After sampling, I average-pooled the 40-by-40 pixels to 8-by-8 pixels for robustness. Instead of downsampling, I used the average pooling and it worked reasonably well. Bias / gain normalized descriptors are ready to be used for matching.
Here is the grayscaled image of some feature descriptors extracted from the North Berkeley image.
An i-th feature descriptor of image 1, F_1i, is matched with the j-th feature descriptor of image 2 F_2j if it satisfies two conditions:
(1) F_2j is the closest descriptor to F_1i among all descriptors in image 2. (2) The ratio of the distance between F_1i and F_2j to the distance between F_1i and the second closest descriptor in image 2 is less than 0.5.
Here, the threshold of 0.5 was choosen empricially as it worked well enough.
Here is the result of feature matching in the North Berkeley images and the living room images. There still exist some false positives but the majority of the matches are correct.
I used RANSAC to compute a homography matrix between two images. It repreats the folloowing iteration 1000 times:
(1) Randomly select four pairs of correspondence points candidates.
(2) Compute a homography matrix using them.
(3) Apply the homography matrix to all candidates.
(4) Count the number of inliers - the distance between the transformed point and the reference point is less than a threshold.
Here is the result of RANSAC for the North Berkeley images and the living room images.
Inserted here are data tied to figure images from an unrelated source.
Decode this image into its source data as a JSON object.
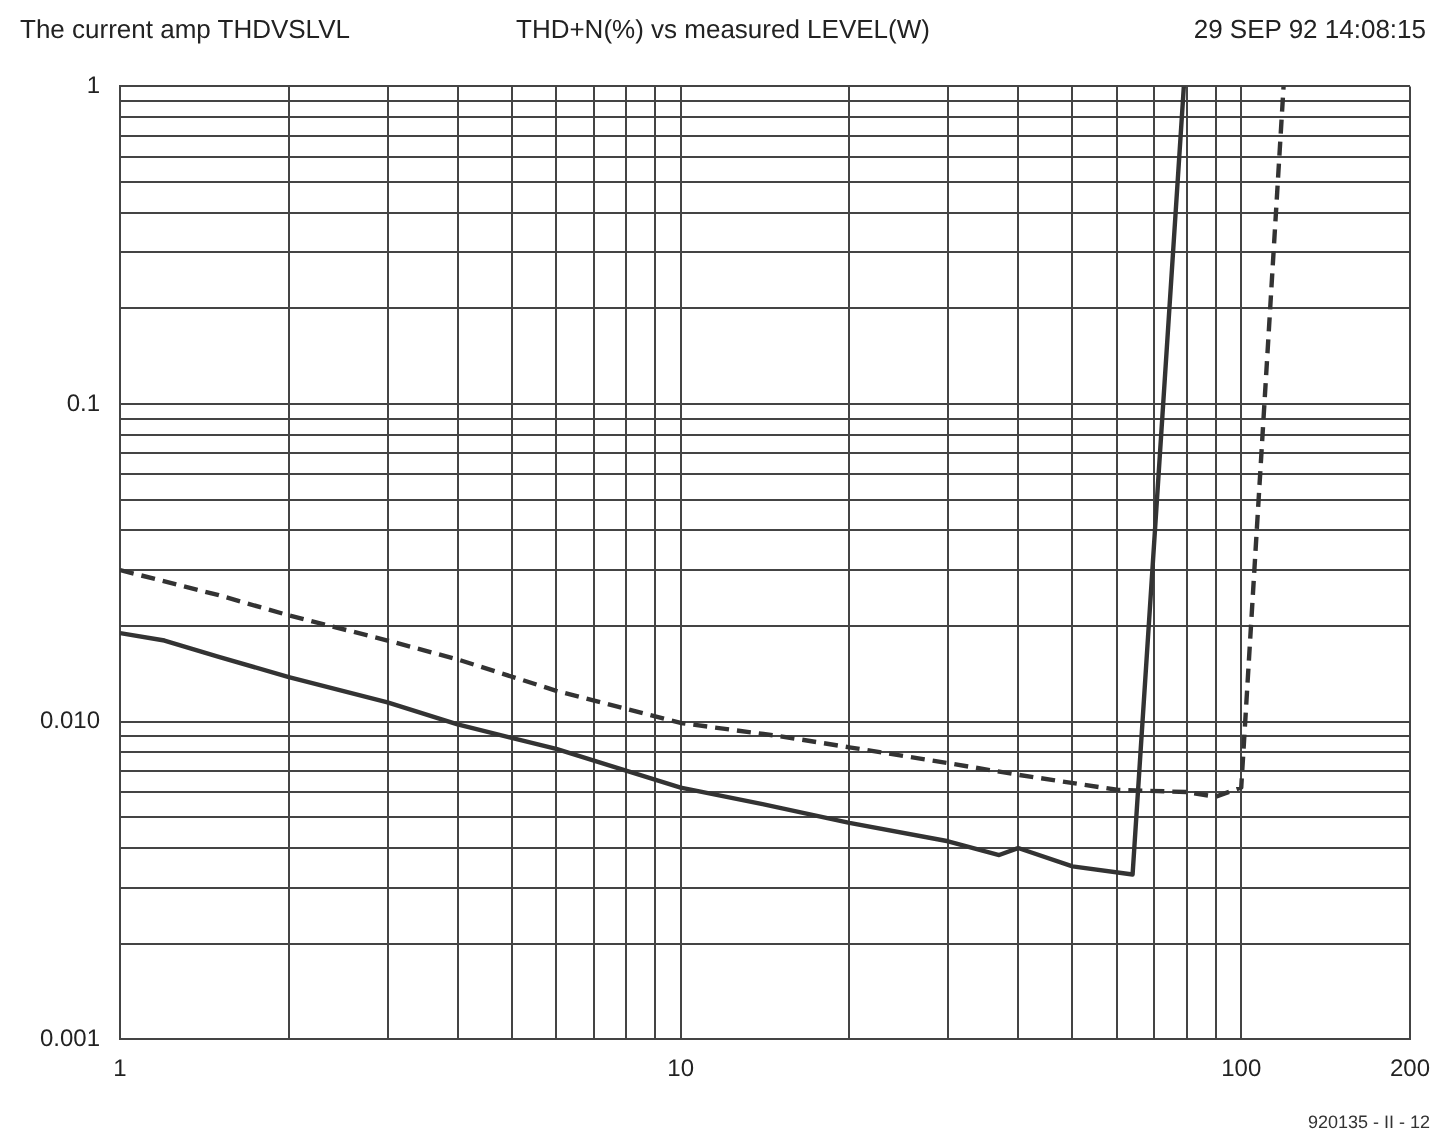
{
  "chart_data": {
    "type": "line",
    "title": "The current amp THDVSLVL",
    "subtitle": "THD+N(%)  vs measured   LEVEL(W)",
    "annotations": [
      "29 SEP 92 14:08:15",
      "920135 - II - 12"
    ],
    "log": "xy",
    "grid": true,
    "legend": false,
    "marker": "none",
    "xlim": [
      1,
      200
    ],
    "ylim": [
      0.001,
      1
    ],
    "xticks": [
      1,
      {
        "value": 2,
        "label": null
      },
      {
        "value": 3,
        "label": null
      },
      {
        "value": 4,
        "label": null
      },
      {
        "value": 5,
        "label": null
      },
      {
        "value": 6,
        "label": null
      },
      {
        "value": 7,
        "label": null
      },
      {
        "value": 8,
        "label": null
      },
      {
        "value": 9,
        "label": null
      },
      10,
      {
        "value": 20,
        "label": null
      },
      {
        "value": 30,
        "label": null
      },
      {
        "value": 40,
        "label": null
      },
      {
        "value": 50,
        "label": null
      },
      {
        "value": 60,
        "label": null
      },
      {
        "value": 70,
        "label": null
      },
      {
        "value": 80,
        "label": null
      },
      {
        "value": 90,
        "label": null
      },
      100,
      200
    ],
    "yticks": [
      0.001,
      {
        "value": 0.002,
        "label": null
      },
      {
        "value": 0.003,
        "label": null
      },
      {
        "value": 0.004,
        "label": null
      },
      {
        "value": 0.005,
        "label": null
      },
      {
        "value": 0.006,
        "label": null
      },
      {
        "value": 0.007,
        "label": null
      },
      {
        "value": 0.008,
        "label": null
      },
      {
        "value": 0.009,
        "label": null
      },
      {
        "value": 0.01,
        "label": "0.010"
      },
      {
        "value": 0.02,
        "label": null
      },
      {
        "value": 0.03,
        "label": null
      },
      {
        "value": 0.04,
        "label": null
      },
      {
        "value": 0.05,
        "label": null
      },
      {
        "value": 0.06,
        "label": null
      },
      {
        "value": 0.07,
        "label": null
      },
      {
        "value": 0.08,
        "label": null
      },
      {
        "value": 0.09,
        "label": null
      },
      0.1,
      {
        "value": 0.2,
        "label": null
      },
      {
        "value": 0.3,
        "label": null
      },
      {
        "value": 0.4,
        "label": null
      },
      {
        "value": 0.5,
        "label": null
      },
      {
        "value": 0.6,
        "label": null
      },
      {
        "value": 0.7,
        "label": null
      },
      {
        "value": 0.8,
        "label": null
      },
      {
        "value": 0.9,
        "label": null
      },
      1
    ],
    "series": [
      {
        "color": "#333333",
        "line_style": "solid",
        "x": [
          1,
          1.2,
          1.5,
          2,
          3,
          4,
          6,
          10,
          14,
          20,
          30,
          37,
          40,
          50,
          64,
          79
        ],
        "values": [
          0.019,
          0.018,
          0.016,
          0.0138,
          0.0115,
          0.0098,
          0.0082,
          0.0062,
          0.0055,
          0.0048,
          0.0042,
          0.0038,
          0.004,
          0.0035,
          0.0033,
          1
        ]
      },
      {
        "color": "#333333",
        "line_style": "dashed",
        "x": [
          1,
          1.5,
          2,
          3,
          4,
          6,
          10,
          15,
          20,
          30,
          40,
          60,
          80,
          90,
          100,
          119
        ],
        "values": [
          0.03,
          0.025,
          0.0216,
          0.018,
          0.0157,
          0.0125,
          0.0099,
          0.009,
          0.0083,
          0.0074,
          0.0068,
          0.0061,
          0.006,
          0.0058,
          0.0062,
          1
        ]
      }
    ]
  }
}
Compared to the previous images, only the good correspondences survived!
Now we have the homography matrix automatically computed, we can proceed to image mosaicing. Here are the results of three scenes. Left: manually stitched, Right: automatically stitched.
There is a slight differnce in outcomes, but both stitching looks good enough.
Additionally, this is the automatically stitched result of North Berkeley where images are taken with rotation. This clearly shows the rotational invariance of my feature descriptor!
At first, I thought that classical algorithms of feature detection are not robust enough for real-world applications. The part B of this project was literally a shock to me - I was amazed by the power of feature matching.
Especially, combination of heuristic methods like using the 1-NN / 2-NN ratio and RANSAC turned out to be extremely powerful. While we are in the era of deep networks, knowledge from the past are often useful!